Injury Report: Flyers goalie Michael Leighton, already scheduled to miss a month with a bulging disc in his lower back, will have back surgery Monday and now will miss up to two months. Defenseman Chris Pronger, still recovering from August knee surgery, is questionable. He sat out the first two games, although he has been traveling and practicing with the team. … Avs center Peter Mueller is out indefinitely with a concussion sustained in the preseason. Also out is forward David Koci, who broke his jaw in a preseason fight. Defensemen Adam Foote and Kyle Cumiskey skipped the on-ice portion of practice Saturday and are questionable for Monday's game.
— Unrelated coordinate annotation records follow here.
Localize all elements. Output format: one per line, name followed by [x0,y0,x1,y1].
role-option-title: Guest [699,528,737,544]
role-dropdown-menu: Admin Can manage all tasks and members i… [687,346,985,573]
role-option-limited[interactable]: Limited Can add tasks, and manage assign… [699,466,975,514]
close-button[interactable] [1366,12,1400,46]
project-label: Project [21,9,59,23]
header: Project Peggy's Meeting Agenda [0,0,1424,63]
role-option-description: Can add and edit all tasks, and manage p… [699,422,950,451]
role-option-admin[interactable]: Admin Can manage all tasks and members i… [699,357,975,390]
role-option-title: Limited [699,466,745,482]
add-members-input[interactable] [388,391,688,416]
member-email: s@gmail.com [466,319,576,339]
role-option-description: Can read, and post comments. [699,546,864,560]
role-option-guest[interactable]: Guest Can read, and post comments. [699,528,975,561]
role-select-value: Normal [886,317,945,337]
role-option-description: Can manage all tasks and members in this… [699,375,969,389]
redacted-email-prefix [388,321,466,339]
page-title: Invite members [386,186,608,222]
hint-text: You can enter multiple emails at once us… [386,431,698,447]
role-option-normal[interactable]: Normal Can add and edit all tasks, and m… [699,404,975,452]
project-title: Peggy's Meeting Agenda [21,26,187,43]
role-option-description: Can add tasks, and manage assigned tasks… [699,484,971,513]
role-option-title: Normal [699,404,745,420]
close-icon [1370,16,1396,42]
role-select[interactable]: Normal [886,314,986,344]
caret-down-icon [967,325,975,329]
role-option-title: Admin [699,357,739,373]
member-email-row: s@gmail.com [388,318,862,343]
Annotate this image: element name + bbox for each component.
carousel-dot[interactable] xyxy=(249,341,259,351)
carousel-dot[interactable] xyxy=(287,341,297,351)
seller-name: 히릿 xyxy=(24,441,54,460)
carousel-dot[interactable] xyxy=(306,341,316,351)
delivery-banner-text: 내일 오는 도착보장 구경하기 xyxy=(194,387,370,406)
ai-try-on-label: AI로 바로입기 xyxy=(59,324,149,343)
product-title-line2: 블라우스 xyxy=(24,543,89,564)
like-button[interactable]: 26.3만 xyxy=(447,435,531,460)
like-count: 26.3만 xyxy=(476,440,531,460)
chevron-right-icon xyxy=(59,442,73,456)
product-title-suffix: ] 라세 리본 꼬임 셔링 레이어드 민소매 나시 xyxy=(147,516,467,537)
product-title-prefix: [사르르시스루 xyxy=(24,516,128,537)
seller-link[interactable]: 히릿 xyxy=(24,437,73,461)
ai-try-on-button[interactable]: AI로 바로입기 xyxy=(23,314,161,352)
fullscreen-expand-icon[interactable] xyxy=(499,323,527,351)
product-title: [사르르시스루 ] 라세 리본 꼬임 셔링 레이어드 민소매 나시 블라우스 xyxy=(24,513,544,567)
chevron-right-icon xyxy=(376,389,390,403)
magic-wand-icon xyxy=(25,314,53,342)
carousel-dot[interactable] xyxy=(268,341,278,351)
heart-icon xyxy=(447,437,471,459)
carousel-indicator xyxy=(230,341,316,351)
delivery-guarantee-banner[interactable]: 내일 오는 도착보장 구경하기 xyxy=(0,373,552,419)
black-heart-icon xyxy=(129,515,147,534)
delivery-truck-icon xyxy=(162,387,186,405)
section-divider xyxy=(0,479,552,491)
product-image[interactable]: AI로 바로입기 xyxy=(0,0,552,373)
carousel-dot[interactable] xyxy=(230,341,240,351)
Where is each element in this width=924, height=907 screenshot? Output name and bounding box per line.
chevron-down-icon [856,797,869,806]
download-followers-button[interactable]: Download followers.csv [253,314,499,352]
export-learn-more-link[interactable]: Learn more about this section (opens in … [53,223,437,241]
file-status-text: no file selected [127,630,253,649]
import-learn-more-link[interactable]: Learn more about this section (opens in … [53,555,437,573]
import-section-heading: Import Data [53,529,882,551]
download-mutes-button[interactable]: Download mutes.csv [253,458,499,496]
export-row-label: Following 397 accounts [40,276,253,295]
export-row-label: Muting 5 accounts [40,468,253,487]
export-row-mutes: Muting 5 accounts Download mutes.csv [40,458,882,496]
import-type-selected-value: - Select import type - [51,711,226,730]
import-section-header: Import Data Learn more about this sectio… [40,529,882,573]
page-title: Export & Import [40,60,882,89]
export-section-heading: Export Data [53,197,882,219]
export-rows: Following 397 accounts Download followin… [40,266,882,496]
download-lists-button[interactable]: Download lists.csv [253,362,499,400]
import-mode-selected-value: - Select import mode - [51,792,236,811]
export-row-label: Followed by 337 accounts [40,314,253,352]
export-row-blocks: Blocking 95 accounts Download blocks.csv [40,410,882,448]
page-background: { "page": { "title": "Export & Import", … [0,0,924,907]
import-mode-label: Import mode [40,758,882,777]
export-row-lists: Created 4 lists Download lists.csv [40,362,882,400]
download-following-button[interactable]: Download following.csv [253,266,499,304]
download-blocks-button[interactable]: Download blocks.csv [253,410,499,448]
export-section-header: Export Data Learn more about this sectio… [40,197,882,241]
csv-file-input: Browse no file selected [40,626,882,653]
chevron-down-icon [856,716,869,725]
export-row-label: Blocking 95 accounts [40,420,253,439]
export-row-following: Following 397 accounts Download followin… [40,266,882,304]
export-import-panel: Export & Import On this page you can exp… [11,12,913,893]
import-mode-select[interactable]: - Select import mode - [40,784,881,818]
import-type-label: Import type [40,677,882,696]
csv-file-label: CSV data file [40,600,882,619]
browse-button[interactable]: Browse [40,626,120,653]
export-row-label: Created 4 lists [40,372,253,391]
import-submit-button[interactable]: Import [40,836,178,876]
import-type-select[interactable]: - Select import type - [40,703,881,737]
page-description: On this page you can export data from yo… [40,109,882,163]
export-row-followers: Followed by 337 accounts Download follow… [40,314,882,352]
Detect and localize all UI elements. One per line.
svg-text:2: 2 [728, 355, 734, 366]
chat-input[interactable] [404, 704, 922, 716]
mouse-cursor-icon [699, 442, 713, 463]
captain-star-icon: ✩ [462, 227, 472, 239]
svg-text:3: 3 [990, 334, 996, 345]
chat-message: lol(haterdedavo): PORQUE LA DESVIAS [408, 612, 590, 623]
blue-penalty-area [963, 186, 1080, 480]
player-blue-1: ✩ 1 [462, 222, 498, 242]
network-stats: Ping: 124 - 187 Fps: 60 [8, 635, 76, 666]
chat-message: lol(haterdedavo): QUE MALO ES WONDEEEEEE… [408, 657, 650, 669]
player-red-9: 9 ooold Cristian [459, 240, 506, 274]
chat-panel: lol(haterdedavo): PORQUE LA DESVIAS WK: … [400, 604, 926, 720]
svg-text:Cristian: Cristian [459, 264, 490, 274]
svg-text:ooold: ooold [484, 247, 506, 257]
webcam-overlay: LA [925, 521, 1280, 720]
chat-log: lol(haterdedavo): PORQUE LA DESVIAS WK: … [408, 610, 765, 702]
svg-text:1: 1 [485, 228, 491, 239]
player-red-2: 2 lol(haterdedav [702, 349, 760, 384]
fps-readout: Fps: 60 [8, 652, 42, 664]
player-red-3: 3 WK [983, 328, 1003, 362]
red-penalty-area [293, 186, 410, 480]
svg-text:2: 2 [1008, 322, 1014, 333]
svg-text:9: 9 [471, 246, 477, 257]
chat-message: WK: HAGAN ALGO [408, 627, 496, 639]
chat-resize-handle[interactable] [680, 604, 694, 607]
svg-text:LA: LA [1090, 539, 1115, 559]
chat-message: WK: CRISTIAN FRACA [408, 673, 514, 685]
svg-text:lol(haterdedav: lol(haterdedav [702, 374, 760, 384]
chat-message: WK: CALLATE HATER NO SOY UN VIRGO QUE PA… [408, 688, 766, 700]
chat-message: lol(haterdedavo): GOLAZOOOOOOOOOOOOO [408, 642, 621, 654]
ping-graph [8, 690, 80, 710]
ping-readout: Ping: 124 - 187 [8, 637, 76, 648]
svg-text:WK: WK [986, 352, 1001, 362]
Cumiskey is nursing a sore groin.
Stat Pack: It may be early, but the Flyers lead the League in penalties, with 21. If that pattern continues, it would mark the third straight season they've led the League in that category, and in 2007-08 they had the second-most.
Puck Drop: The number of players using wood sticks has dropped by one -- Stastny has made the switch.
"There's still going to be an adjustment period, but it's worked out," Stastny told the Avs' Web site. "I think the blade pattern is almost exactly the same as the wood, so that's the most important thing for me."
It certainly looked good in the opener, when he scored twice with his new stick, including the overtime winner.
"It took three or four months of using a one-piece -- and it might take a whole year before I finally get 100-percent used to it, but I feel comfortable on the ice," Stastny said. "As long as my confidence out there is the same with it, there's no reason to change back."